I’ve played with violin masters and much older people since I was 14, so, I’m right at home playing with Bill. 

Classical music was my initial focus. I had my sights set on Carnegie Hall and was accepted by a distinguished teacher at Manhattan School of Music when I realized I wanted something more. I heard a bluegrass band at the mall in Ardmore, Oklahoma, my hometown, play “Orange Blossom Special” and thought, “Wow, that could be a challenge.” I made myself learn it and played it for the group the next week. They brought me all of their recordings to learn. 

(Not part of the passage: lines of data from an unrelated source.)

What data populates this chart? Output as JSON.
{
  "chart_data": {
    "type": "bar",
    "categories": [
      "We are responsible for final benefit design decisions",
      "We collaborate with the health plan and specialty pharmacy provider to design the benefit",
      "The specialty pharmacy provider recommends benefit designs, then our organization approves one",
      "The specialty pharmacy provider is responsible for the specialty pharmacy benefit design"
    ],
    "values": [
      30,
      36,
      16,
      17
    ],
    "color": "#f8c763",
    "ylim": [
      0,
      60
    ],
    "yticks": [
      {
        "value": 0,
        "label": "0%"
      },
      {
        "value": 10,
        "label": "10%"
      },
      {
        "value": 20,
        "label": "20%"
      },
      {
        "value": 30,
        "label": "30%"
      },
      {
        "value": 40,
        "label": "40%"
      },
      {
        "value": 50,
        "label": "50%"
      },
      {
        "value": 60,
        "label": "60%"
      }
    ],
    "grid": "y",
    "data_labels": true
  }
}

Two months later, I moved to Nashville, studied with Daniel Carwile, a U. S. Grand Master fiddle champion, and just soaked up as much as I could from so many great musicians. Thinking I should do something sensible, I moved to Tupelo and began teaching violin, fell in love, and got married. It was when we relocated to Jackson that I discovered Bill, but he’ll tell you he discovered me. 

Our first instrumental together was “Turkey in the Straw” for a PBS children’s show. Killing time on the set, we began to sing “How’s the World Treating You.” Even though I’d always sung around the house and with Alan Sibley and Caleb Dennis in a gospel trio, I didn’t think of myself as a vocalist. Bill thought otherwise, which isn’t unusual since we tend to disagree on most things. But it was fun to be playing again, and I made the deal that I’d sing with him if he’d rehearse as much as I wanted. I don’t think he knew what he was getting into, but that’s why it’s worked. We both strive for excellence and agree on the quality we want in our songs. He’s much more extroverted than I am on stage, at least when he’s talking, so I sometimes have to get even with a fast fiddle tune.  

Right now, we’re pushing ourselves harder to add great material to our repertoire. I’m leaning toward a little western swing, upbeat country, and who knows what else. Just realize when you hear us perform that if we’re doing a song that’s bright and happy, it’s most likely one of my picks. If it’s about death and sorrow, it’s Bill’s.